One of the world’s most popular investment products is essentially just a vessel for betting that the stock market will sit still.
That’s according to Macro Risk Advisors, a firm that arranges volatility trades. While the vehicle in question, the iPath S&P 500 VIX Short-Term Futures ETN (VXX), was originally conceived as a way to bet on future price swings in US equities, most of the interest in trading comes from investors who want to short it, according to the firm.
A downside wager on the VXX — which, on any given day, can be one of the most active exchange-traded products in the entire US market — amounts to a bet that the CBOE Volatility Index, or VIX, will fall.
In other words, it’s a bet that expected price swings on the S&P 500 will decline, an occurrence generally viewed as bullish for US stocks. At the very least, it implies a lack of investor concern.
It’s an appropriate investment tactic for the current stock market, which hasn’t been this stagnant in almost five decades. Tuesday marked the 15th straight day in which the S&P 500 failed to move more than 0.5% in either direction on a closing basis, the longest such streak since 1969.

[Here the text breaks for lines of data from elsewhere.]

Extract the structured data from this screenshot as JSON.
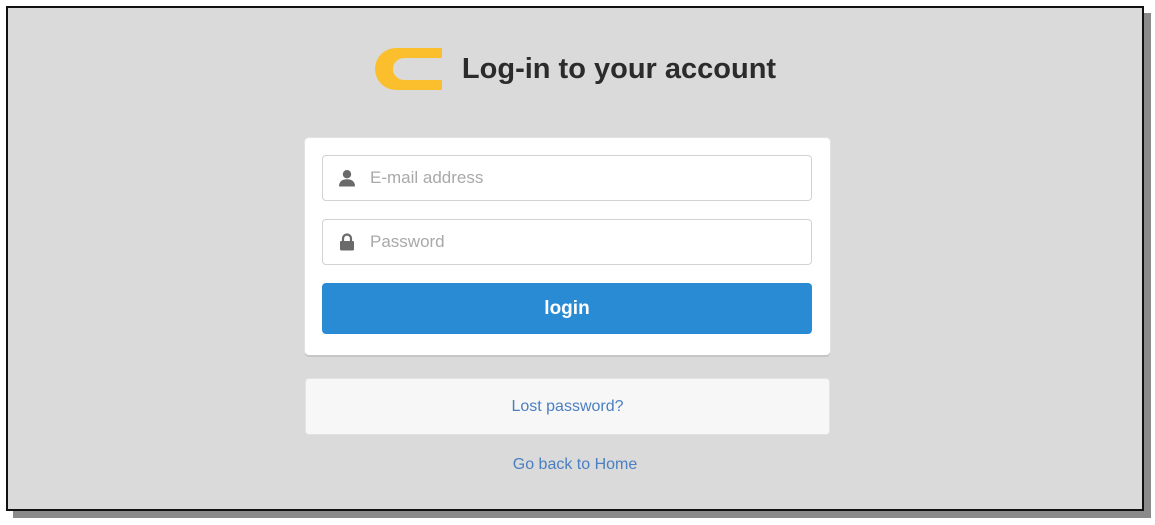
{
  "header": {
    "title": "Log-in to your account",
    "logo_icon": "yellow-c-logo",
    "logo_color": "#fbbf2d"
  },
  "form": {
    "email": {
      "placeholder": "E-mail address",
      "value": "",
      "icon": "user-icon"
    },
    "password": {
      "placeholder": "Password",
      "value": "",
      "icon": "lock-icon"
    },
    "login_label": "login",
    "login_color": "#2a8bd5"
  },
  "links": {
    "lost_password": "Lost password?",
    "go_home": "Go back to Home",
    "link_color": "#4a7fc1"
  }
}
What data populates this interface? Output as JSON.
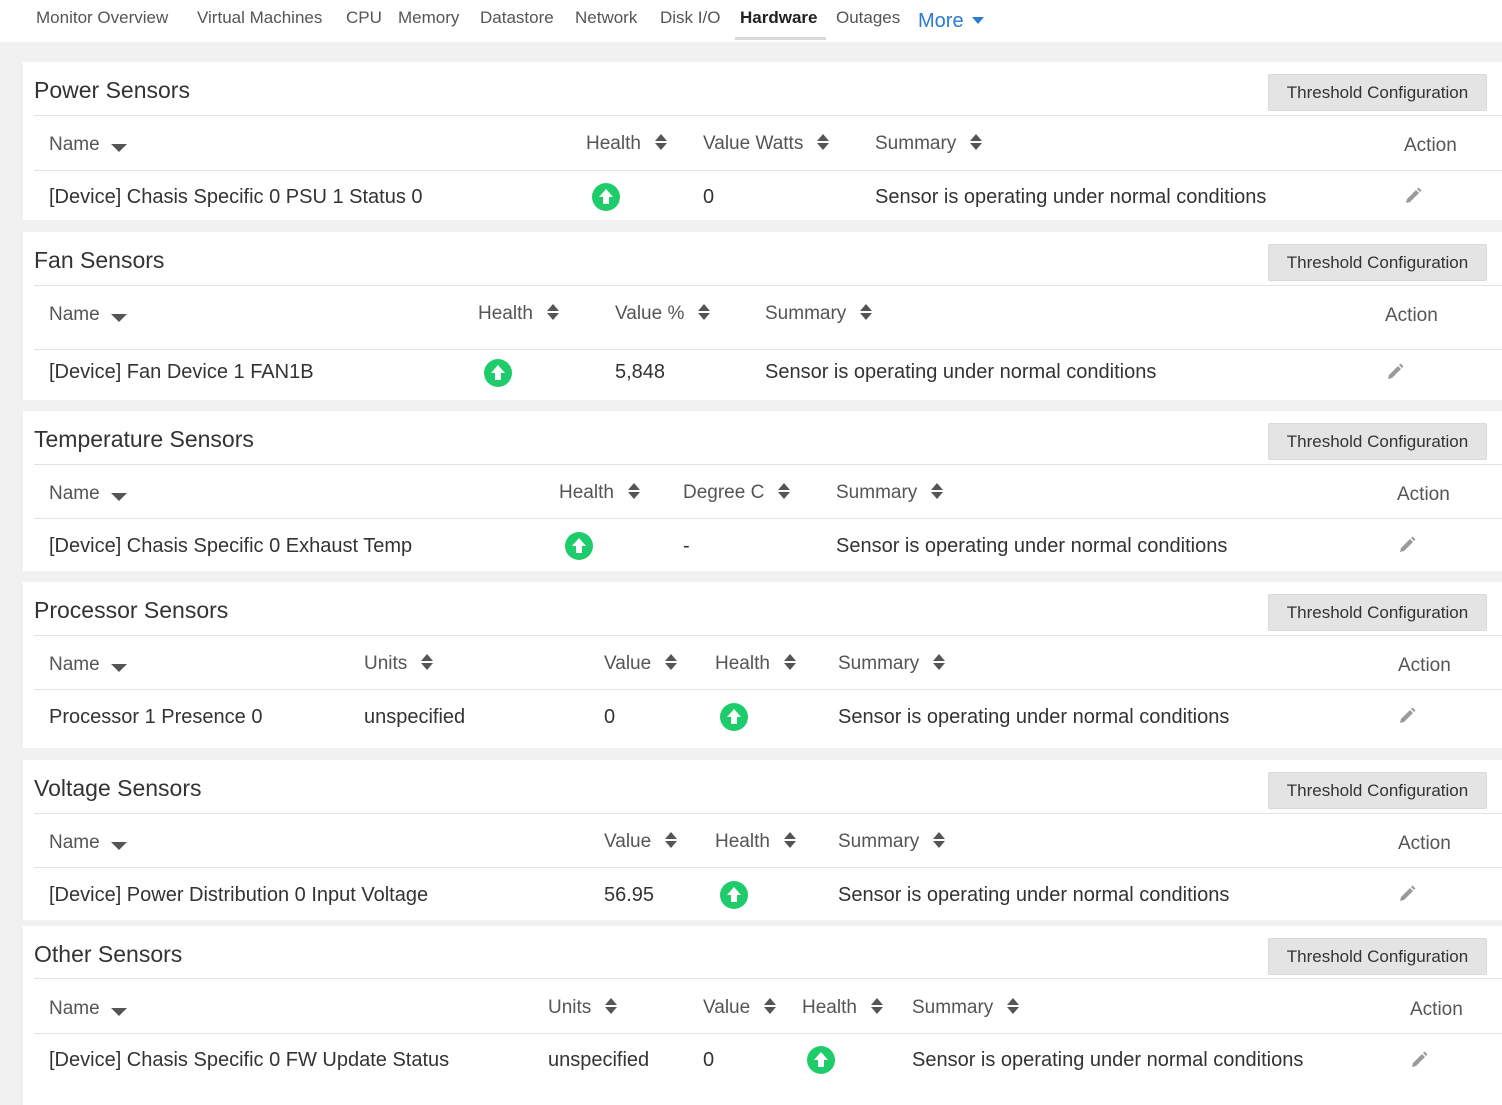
{
  "nav": {
    "tabs": [
      "Monitor Overview",
      "Virtual Machines",
      "CPU",
      "Memory",
      "Datastore",
      "Network",
      "Disk I/O",
      "Hardware",
      "Outages"
    ],
    "active": "Hardware",
    "more_label": "More"
  },
  "threshold_label": "Threshold Configuration",
  "action_label": "Action",
  "health_icon": "arrow-up-circle-icon",
  "health_color": "#1fcc6b",
  "power": {
    "title": "Power Sensors",
    "columns": [
      "Name",
      "Health",
      "Value Watts",
      "Summary"
    ],
    "row": {
      "name": "[Device] Chasis Specific 0 PSU 1 Status 0",
      "value": "0",
      "summary": "Sensor is operating under normal conditions"
    }
  },
  "fan": {
    "title": "Fan Sensors",
    "columns": [
      "Name",
      "Health",
      "Value %",
      "Summary"
    ],
    "row": {
      "name": "[Device] Fan Device 1 FAN1B",
      "value": "5,848",
      "summary": "Sensor is operating under normal conditions"
    }
  },
  "temperature": {
    "title": "Temperature Sensors",
    "columns": [
      "Name",
      "Health",
      "Degree C",
      "Summary"
    ],
    "row": {
      "name": "[Device] Chasis Specific 0 Exhaust Temp",
      "value": "-",
      "summary": "Sensor is operating under normal conditions"
    }
  },
  "processor": {
    "title": "Processor Sensors",
    "columns": [
      "Name",
      "Units",
      "Value",
      "Health",
      "Summary"
    ],
    "row": {
      "name": "Processor 1 Presence 0",
      "units": "unspecified",
      "value": "0",
      "summary": "Sensor is operating under normal conditions"
    }
  },
  "voltage": {
    "title": "Voltage Sensors",
    "columns": [
      "Name",
      "Value",
      "Health",
      "Summary"
    ],
    "row": {
      "name": "[Device] Power Distribution 0 Input Voltage",
      "value": "56.95",
      "summary": "Sensor is operating under normal conditions"
    }
  },
  "other": {
    "title": "Other Sensors",
    "columns": [
      "Name",
      "Units",
      "Value",
      "Health",
      "Summary"
    ],
    "row": {
      "name": "[Device] Chasis Specific 0 FW Update Status",
      "units": "unspecified",
      "value": "0",
      "summary": "Sensor is operating under normal conditions"
    }
  }
}
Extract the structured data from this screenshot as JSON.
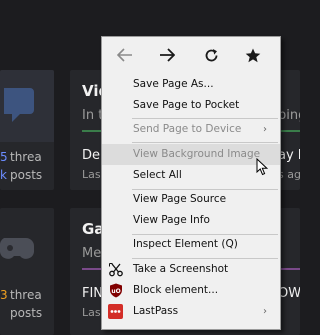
{
  "background": {
    "cards": [
      {
        "title": "Vid",
        "subtitle": "In t",
        "right_text": "ping",
        "row_text": "De",
        "row_sub": "Las",
        "right_row": "ay D",
        "right_row_sub": "s ag",
        "count1": "5",
        "count1_label": "threa",
        "count2": "k",
        "count2_label": "posts",
        "accent": "#6b8cff",
        "underline": "#3a7d4a"
      },
      {
        "title": "Ga",
        "subtitle": "Me",
        "right_text": "",
        "row_text": "FIN",
        "row_sub": "Las",
        "right_row": "OW",
        "right_row_sub": "s ag",
        "count1": "3",
        "count1_label": "threa",
        "count2": "",
        "count2_label": "posts",
        "accent": "#f0a020",
        "underline": "#7a4a8a"
      }
    ]
  },
  "menu": {
    "nav": {
      "back_icon": "arrow-left-icon",
      "forward_icon": "arrow-right-icon",
      "reload_icon": "reload-icon",
      "bookmark_icon": "star-icon"
    },
    "items": [
      {
        "label": "Save Page As...",
        "disabled": false
      },
      {
        "label": "Save Page to Pocket",
        "disabled": false
      },
      {
        "label": "Send Page to Device",
        "disabled": true,
        "submenu": true
      },
      {
        "label": "View Background Image",
        "disabled": true,
        "hover": true
      },
      {
        "label": "Select All",
        "disabled": false
      },
      {
        "label": "View Page Source",
        "disabled": false
      },
      {
        "label": "View Page Info",
        "disabled": false
      },
      {
        "label": "Inspect Element (Q)",
        "disabled": false
      },
      {
        "label": "Take a Screenshot",
        "disabled": false,
        "icon": "scissors-icon"
      },
      {
        "label": "Block element...",
        "disabled": false,
        "icon": "ublock-origin-icon",
        "icon_color": "#800000"
      },
      {
        "label": "LastPass",
        "disabled": false,
        "icon": "lastpass-icon",
        "icon_color": "#d32d27",
        "submenu": true
      }
    ],
    "submenu_arrow": "›"
  }
}
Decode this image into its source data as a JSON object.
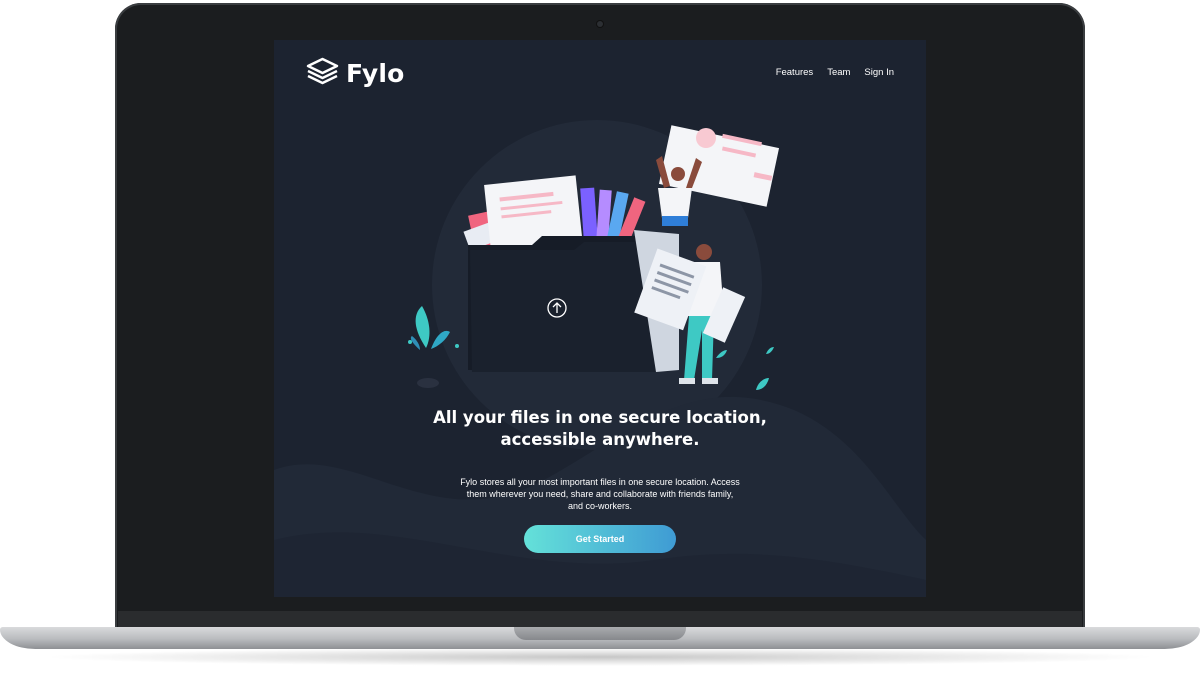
{
  "brand": {
    "name": "Fylo",
    "logo_icon": "layers-icon"
  },
  "nav": {
    "items": [
      "Features",
      "Team",
      "Sign In"
    ]
  },
  "hero": {
    "title_line1": "All your files in one secure location,",
    "title_line2": "accessible anywhere.",
    "description": "Fylo stores all your most important files in one secure location. Access them wherever you need, share and collaborate with friends family, and co-workers.",
    "cta_label": "Get Started"
  },
  "colors": {
    "screen_background": "#1c2330",
    "cta_gradient_start": "#64e1d9",
    "cta_gradient_end": "#3f9bd4",
    "accent_pink": "#f0657f",
    "accent_teal": "#3ec9c4"
  }
}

For the first piece of evidence that the VXX is a glorified short vehicle, look no further than its biggest shareholders. As MRA points out, they’re mostly market makers, with hedge funds few and far between. As for the the everyman retail investor, MRA thinks they’re “highly unlikely” to have piled into the VXX given how much shares outstanding have surged in recent years.
“We lean towards the belief that nobody is long VXX, and that the ETN simply exists to be shorted,” Pravit Chintawongvanich, the head of derivatives strategy at Macro Risk Advisors, wrote in a May 16 client note.
One point sceptics of this theory might raise is the aforementioned surge in shares outstanding. To MRA, it’s a commonly cited and frequently misinterpreted measure used to support the idea that investors are scrambling to get long the VIX. They sees those units being created for the exact opposite purpose.
“The sell side creates shares to lend,” said Chintawongvanich. “The end user is primarily interested in shorting VXX.”
That investors have elected to use the VXX as a tool to short the VIX, rather than products designed specifically to deliver the fear gauge’s inverse return, speaks to its popularity. The VXX has traded an average of roughly 35 million shares per day over the past year, dwarfing the VelocityShares Daily Inverse VIX Short-Term ETN (XIV, 19 million) and the ProShares Short VIX Short-Term Futures ETF (SVXY, 6 million).
The XIV, although seemingly tailor-made for shorting the VIX, also runs into issues because it has to rebalance on a daily basis, complicating longer-term returns. It’s “not representative of how most serious investors actually short volatility,” MRA wrote in a March 4 note.
So just how bearish are investors on VXX? Short interest sits near a record high, suggesting that the popular trade is getting overheated. That would imply that investors would be ill-equipped in the event of a stock market shock — something that would spur a surge in the VIX and squeeze short positions.
Not so fast, says MRA. They argue that the actually dollar amount held short is a more accurate indicator. The chart below shows that about $US830 million, VXX short exposure is right in line with its average since the start of the eight-year bull market, and markedly less than spikes seen in August 2011, October 2014 and September 2015.